UCF’s 2 year study of Space, Science and Spirituality found that those who had travelled in space consistently used terms like ‘awe’ and ‘wonder’. The sheer expanse of space, and the perspective it offers us, provokes a spiritual reaction.
Carolyn Porco is a fierce advocate for the spirituality of science. She articulates how God and knowledge fill the same essential human need; “at the heart of every scientific inquiry is a deep spiritual quest to grasp, to know, to feel connected through an understanding of the secrets of the natural world, to have a sense of one’s part in the greater whole. It is this inchoate desire for connection to something greater and immortal, the need for elucidation of the meaning of the ‘self,’ that motivates the religious to belief in a higher ‘intelligence’ …the same spiritual fulfillment and connection can be found in the revelations of science.”

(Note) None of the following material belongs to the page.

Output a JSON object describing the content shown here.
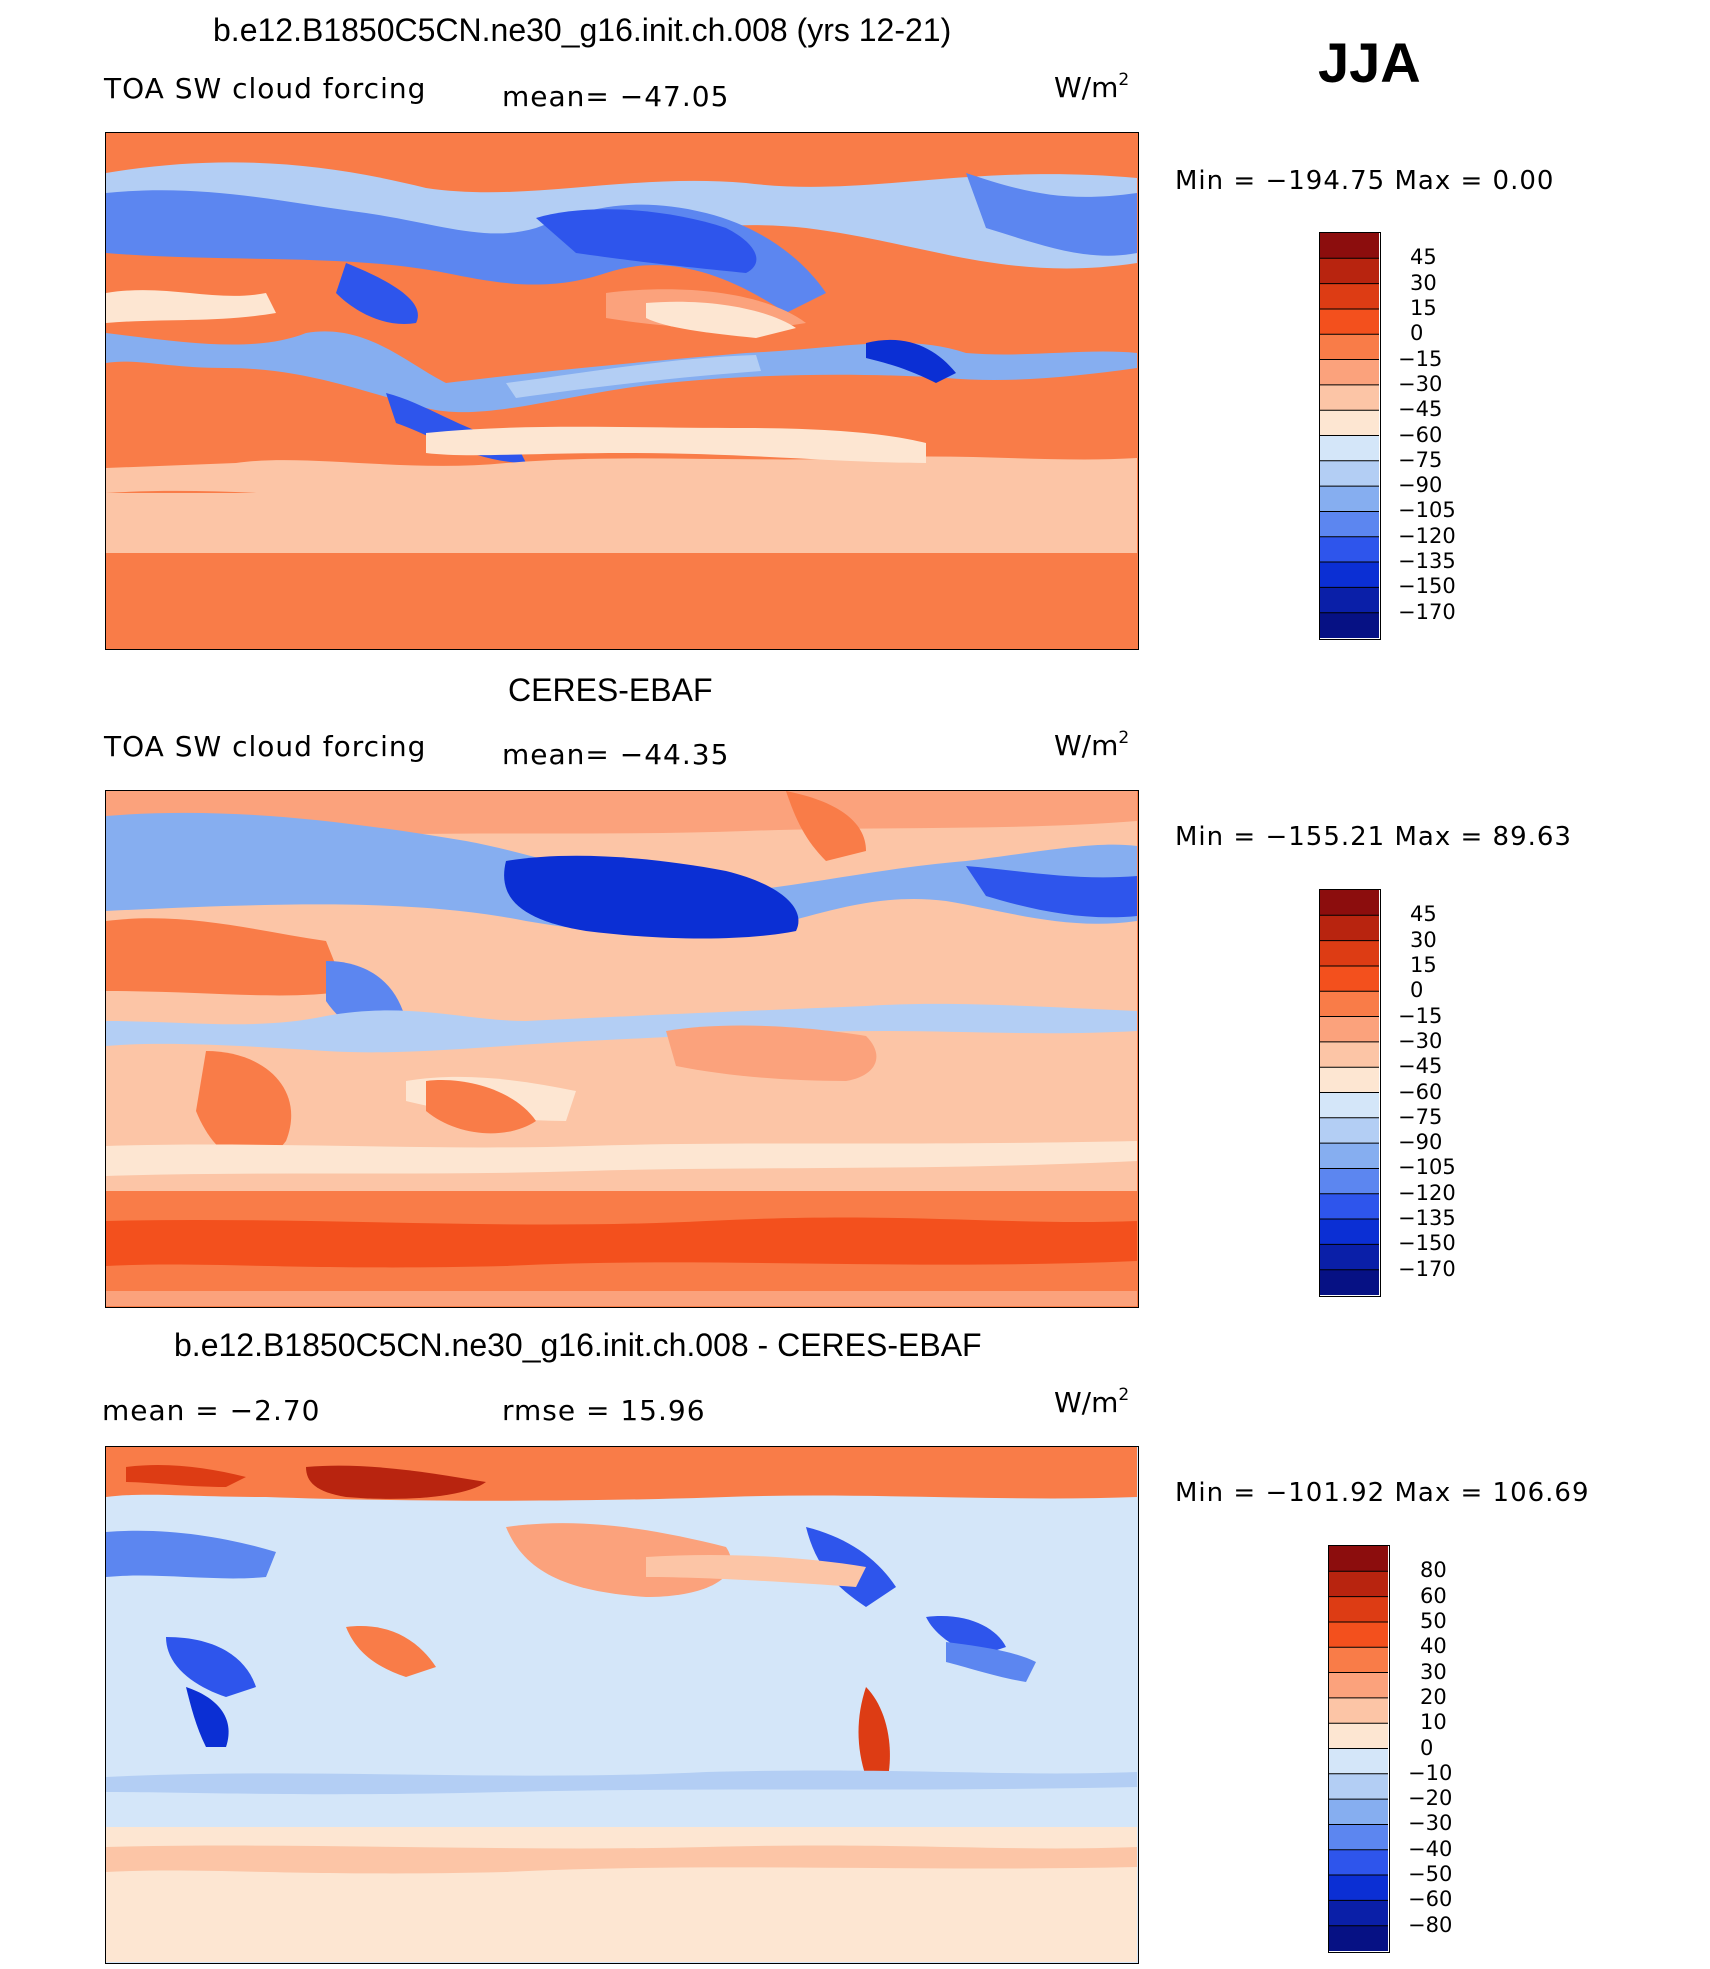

God as humanity has imagined him is divine, a mystery, unknowable, miraculous. The secrets revealed to us by scientific progress are equally as astonishing, enlightening and confounding. As knowledge of the universe becomes a more important part of our collective consciousness, the institutions of science take up the role that the church once had; they’re our gateway to miracles, they teach us about where we came from and what might become of us. Though space films glorify the power of science, the deductive and analytical, they ultimately envision knowledge as a spiritual frontier. The new vision of space is a place that collapses the boundary between faith and fact, to reveal the beauty in knowledge and the knowledge in beauty. The science of ‘Interstellar’ isn’t the murderer of mysteries but a new form of reverence, the pursuit of a demystified God who resides simply in the boundless coherence of the universe.